La Banque cantonale de Bâle (BKB) a récolté les fruits de son programme de transformation et profité de la reprise de l'économie. Sur les six premiers mois de l'année, le bénéfice net a pris 6,1% à 54,0 millions de francs, a-t-elle indiqué jeudi.

Le produit d'exploitation a atteint son plus haut niveau depuis 2017, à 297,4 millions, en hausse de 16,9% sur un an. De son côté, le résultat d'exploitation a bondi de 69% pour atteindre 106,8 millions. La BKB y lit une confirmation du bien-fondé de sa stratégie de croissance et de l'amélioration de son efficience.

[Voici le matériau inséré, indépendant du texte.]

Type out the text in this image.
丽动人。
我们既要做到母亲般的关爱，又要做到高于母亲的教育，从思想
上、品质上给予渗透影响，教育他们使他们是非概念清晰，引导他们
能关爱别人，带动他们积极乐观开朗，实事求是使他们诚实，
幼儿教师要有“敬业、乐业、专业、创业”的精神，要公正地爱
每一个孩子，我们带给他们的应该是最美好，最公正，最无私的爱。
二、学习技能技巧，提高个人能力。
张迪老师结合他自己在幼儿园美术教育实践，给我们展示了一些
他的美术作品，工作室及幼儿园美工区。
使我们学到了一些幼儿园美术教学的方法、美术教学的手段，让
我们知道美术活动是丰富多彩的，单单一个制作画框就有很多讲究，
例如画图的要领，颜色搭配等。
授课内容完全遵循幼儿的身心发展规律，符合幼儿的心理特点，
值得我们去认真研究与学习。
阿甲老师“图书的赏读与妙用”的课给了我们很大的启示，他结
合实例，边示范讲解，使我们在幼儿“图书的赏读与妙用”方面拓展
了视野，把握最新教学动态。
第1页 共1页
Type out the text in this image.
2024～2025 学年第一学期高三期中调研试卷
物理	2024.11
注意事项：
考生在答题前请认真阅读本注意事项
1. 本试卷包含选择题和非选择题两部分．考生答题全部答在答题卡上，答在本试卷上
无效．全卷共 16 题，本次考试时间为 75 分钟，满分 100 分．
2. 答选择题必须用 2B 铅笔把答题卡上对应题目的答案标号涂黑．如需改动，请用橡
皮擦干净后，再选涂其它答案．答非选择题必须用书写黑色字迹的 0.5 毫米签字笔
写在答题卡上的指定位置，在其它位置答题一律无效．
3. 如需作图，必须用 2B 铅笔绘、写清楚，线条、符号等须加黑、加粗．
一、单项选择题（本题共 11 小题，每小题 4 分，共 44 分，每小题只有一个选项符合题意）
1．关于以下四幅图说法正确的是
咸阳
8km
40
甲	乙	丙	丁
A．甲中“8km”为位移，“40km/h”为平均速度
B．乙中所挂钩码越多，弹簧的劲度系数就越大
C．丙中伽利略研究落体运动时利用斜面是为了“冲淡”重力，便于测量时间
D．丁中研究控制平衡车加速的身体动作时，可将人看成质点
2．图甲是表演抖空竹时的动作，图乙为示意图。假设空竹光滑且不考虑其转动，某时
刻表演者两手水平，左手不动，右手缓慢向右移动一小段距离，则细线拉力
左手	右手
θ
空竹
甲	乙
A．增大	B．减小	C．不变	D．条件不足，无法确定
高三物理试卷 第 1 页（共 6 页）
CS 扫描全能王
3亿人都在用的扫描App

Le produit net des opérations d'intérêt a atteint 183,8 millions, un chiffre en hausse de 9% sur un an. La forte hausse s'explique par l'absence de provisions supplémentaires comparativement à l'année précédente.

Les opérations de commissions et services ont généré 65,9 millions, en progression de 5,1%. Ici, la banque a profité de l'attrait pour ses solutions de placements, le volume des dépôts ayant progressé de 11,1% à 22,4 milliards.

Le résultat du négoce a doublé pour atteindre 43,2 millions.

Du côté des charges, elles ont diminué de 1,1% à 176,1 millions, à la faveur de coûts bien contrôlés et de progrès dans l'automatisation. Le nombre de collaborateurs équivalent plein temps est passé à 1302, contre 1320 un an plus tôt. Le ratio coûts sur revenus a ainsi pu être amélioré, passant à 59,4%, contre 67,8% un an plus tôt.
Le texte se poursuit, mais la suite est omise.